Tavy Bridge is a railway bridge across the mouth of the River Tavy just east of its confluence with the River Tamar. It was built by the Plymouth, Devonport and South Western Junction Railway, and the Tavy Bridge was constructed to carry the track over the Tavy Estuary and the adjoining mudflats. The bridge is a Grade II listed building, with both ends being listed separately.

==Structure==
The Tavy Bridge spans the estuary of the River Tavy. It is a railway bridge carrying the Tamar Valley Line and opened in 1889. The centre part of the bridge spans the deepwater channel and is made up of eight iron bowstring braced girders supported by seven pairs of circular cast iron pillars with pediment caps. To north and south, sections of stone arch viaduct cross the tidal mudflats, connecting the central section to the shore, two arches to the north and seven to the south of the main bridge. The part of the bridge in South Hams District has been a Grade II listed building since 2 February 1984, and the part in the civil parish of Bere Ferrers has been similarly designated since 26 January 1987.

==History==
The Plymouth, Devonport and South Western Junction Railway (PD&SWJR) was an English railway company; it constructed a main line railway between Lydford and Devonport, in Devon, England, enabling the London and South Western Railway to reach Plymouth more conveniently than previously.
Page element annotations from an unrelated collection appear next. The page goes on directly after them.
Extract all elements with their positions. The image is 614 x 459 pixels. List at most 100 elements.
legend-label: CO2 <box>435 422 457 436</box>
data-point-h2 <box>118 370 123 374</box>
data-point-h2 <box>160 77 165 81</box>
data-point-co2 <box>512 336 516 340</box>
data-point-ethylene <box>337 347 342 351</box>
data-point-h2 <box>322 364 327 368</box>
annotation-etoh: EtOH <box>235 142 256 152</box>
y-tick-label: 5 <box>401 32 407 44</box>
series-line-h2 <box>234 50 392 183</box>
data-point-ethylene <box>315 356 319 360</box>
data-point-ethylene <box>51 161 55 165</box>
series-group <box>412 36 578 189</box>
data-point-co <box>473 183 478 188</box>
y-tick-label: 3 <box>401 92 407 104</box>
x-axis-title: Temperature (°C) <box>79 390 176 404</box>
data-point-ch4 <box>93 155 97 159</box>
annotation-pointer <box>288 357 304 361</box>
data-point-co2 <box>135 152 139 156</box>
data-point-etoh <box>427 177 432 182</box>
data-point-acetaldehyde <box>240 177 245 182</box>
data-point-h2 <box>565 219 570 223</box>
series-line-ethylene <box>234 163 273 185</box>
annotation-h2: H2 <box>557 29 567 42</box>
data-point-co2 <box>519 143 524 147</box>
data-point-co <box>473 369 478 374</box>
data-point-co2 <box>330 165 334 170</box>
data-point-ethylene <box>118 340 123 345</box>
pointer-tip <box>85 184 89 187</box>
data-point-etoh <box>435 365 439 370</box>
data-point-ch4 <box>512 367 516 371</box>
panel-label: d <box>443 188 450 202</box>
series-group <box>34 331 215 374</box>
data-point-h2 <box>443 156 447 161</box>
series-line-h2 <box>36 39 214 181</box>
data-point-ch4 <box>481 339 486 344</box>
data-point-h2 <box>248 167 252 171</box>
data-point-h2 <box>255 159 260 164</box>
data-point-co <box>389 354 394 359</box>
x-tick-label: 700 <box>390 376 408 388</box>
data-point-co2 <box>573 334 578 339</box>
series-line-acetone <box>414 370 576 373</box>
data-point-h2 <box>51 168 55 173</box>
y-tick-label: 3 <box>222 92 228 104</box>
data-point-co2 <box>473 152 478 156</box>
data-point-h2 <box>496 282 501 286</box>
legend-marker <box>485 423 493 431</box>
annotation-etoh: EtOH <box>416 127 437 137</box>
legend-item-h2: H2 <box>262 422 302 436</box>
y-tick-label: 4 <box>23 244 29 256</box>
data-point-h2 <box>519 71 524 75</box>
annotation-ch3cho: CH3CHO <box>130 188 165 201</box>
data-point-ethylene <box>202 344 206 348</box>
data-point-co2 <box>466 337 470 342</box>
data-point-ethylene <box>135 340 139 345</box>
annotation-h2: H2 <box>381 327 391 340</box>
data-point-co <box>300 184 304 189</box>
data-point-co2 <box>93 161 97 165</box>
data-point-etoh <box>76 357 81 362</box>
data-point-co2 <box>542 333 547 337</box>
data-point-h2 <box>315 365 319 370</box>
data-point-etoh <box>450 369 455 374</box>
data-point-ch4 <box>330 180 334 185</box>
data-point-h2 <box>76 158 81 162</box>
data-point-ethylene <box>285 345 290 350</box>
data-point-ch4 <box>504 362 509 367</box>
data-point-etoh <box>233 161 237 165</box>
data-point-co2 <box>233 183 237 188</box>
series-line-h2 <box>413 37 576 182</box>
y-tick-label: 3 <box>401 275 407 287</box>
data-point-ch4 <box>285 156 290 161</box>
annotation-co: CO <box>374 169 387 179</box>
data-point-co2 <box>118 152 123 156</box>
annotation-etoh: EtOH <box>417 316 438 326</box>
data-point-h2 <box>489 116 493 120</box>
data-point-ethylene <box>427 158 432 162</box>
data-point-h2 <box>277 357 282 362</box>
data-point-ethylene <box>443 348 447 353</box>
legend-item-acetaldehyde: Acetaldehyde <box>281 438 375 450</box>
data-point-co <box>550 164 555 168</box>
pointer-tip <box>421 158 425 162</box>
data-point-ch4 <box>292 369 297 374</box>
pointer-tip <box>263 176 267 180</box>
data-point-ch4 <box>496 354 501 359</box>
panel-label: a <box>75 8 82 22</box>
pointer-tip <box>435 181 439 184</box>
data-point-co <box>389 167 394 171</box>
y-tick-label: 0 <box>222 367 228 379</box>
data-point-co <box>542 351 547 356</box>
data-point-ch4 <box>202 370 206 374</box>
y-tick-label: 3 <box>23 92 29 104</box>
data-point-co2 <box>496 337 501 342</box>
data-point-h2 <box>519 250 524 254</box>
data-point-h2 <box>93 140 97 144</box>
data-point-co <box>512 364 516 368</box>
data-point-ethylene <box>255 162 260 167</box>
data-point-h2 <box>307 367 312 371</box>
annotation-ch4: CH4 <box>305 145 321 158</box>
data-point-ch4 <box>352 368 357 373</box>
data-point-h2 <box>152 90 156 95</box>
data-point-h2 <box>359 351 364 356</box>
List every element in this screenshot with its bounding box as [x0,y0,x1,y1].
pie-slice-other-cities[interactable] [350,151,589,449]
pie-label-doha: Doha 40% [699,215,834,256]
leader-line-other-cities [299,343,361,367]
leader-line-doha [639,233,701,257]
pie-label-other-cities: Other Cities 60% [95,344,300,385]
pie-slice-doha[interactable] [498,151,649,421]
The company was formed in 1883 and the railway line from Lydford to Devonport, which included this bridge over the Tavy Estuary, was opened in 1890. It was built by the Plymouth, Devonport and South Western Junction Railway, headed by William Hardy to carry the line from St Budeaux to Bere Alston, now part of the Tamar Valley Line

The line was operated by the London and South Western Railway which had put up some of the capital in the Company. The London and South Western Railway eventually took over the running of the line in 1922. The part of the bridge in South Hams District is a Grade II listed building, having been so designated on 2 February 1984.